I've been waiting for a long time to write my view on RESTful web services. Today I have the opportunity because I've just turned the last page of RESTful web services, a book from O'Reilly.
In my opinion, there is a lot of hype on RESTful web services. In the first place, there are lots of people talking about REST web services. I seriously doubt all these people really know what does it mean to be RESTful. Therefore, there is also a big buzz and lots of topics and misunderstandings. I recommend reading this book to get a clear picture. For instance, you often hear that RESTful are "lightweight" web services, and therefore, quicker to develop and faster at run-time. That's a myth, at least in my opinion. Although the authors of the book are clearly pro-REST, they carefully avoid any statement about the "better performance" or "lightweightness" of the RESTful web services. That is one of the strong points of the book.

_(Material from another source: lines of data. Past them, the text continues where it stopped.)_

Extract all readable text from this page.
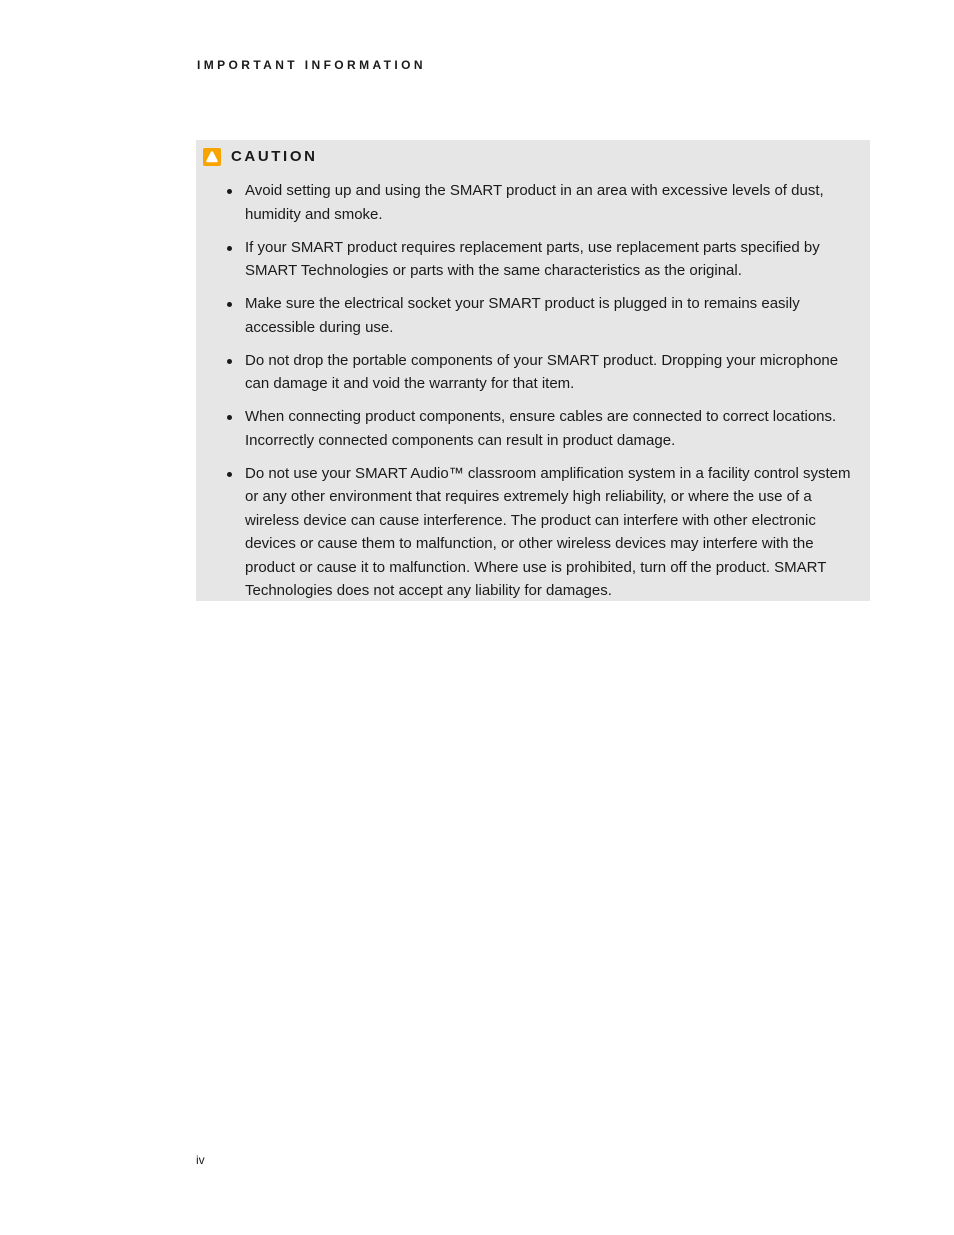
IMPORTANT INFORMATION
CAUTION
Avoid setting up and using the SMART product in an area with excessive levels of dust, humidity and smoke.
If your SMART product requires replacement parts, use replacement parts specified by SMART Technologies or parts with the same characteristics as the original.
Make sure the electrical socket your SMART product is plugged in to remains easily accessible during use.
Do not drop the portable components of your SMART product. Dropping your microphone can damage it and void the warranty for that item.
When connecting product components, ensure cables are connected to correct locations. Incorrectly connected components can result in product damage.
Do not use your SMART Audio™ classroom amplification system in a facility control system or any other environment that requires extremely high reliability, or where the use of a wireless device can cause interference. The product can interfere with other electronic devices or cause them to malfunction, or other wireless devices may interfere with the product or cause it to malfunction. Where use is prohibited, turn off the product. SMART Technologies does not accept any liability for damages.
iv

However, there are also shadows in the book (always in my opinion, of course). The authors admit they have a bias towards REST, and this bias has a reflection on the text. They harshly speak of non-REST web services ("[non-HTTP based Big Web Services are a] bizarre spectacle"). They discard content-negotiation because it is not RESTful enough (although it is a basic feature of HTTP). Instead, they propose to use different URIs for different representations of the same resource. They advice programmers to include links in the responses of RESTful web services in order to improve the linkedness of the programmable web, while in my opinion, they are useless because they lack semantics (let me expand on this: I think links in HTML pages are OK, because they have well-defined semantics; links between RDF nodes are OK, because they have well-defined semantics; URIs included in an attribute in an XML file with a custom schema, or a JSON file, are just plain literals without meaning). Last but not least, they talk a lot about the "web of the machines", the "programmable web"... but they don't even say a word about the semantic web and semantic web services.
Finally, a quote from the book: "The Internet and the Web did not have to exist. They come to us courtesy of misallocated defense money, skunkworks engineering projects, worse-is-better engineering practices, big science, naive liberal idealism, cranky libertarian politics, techno-fetishism, and the sweat and capital of programmers and investors who thought they'd found an easy way to strike it rich".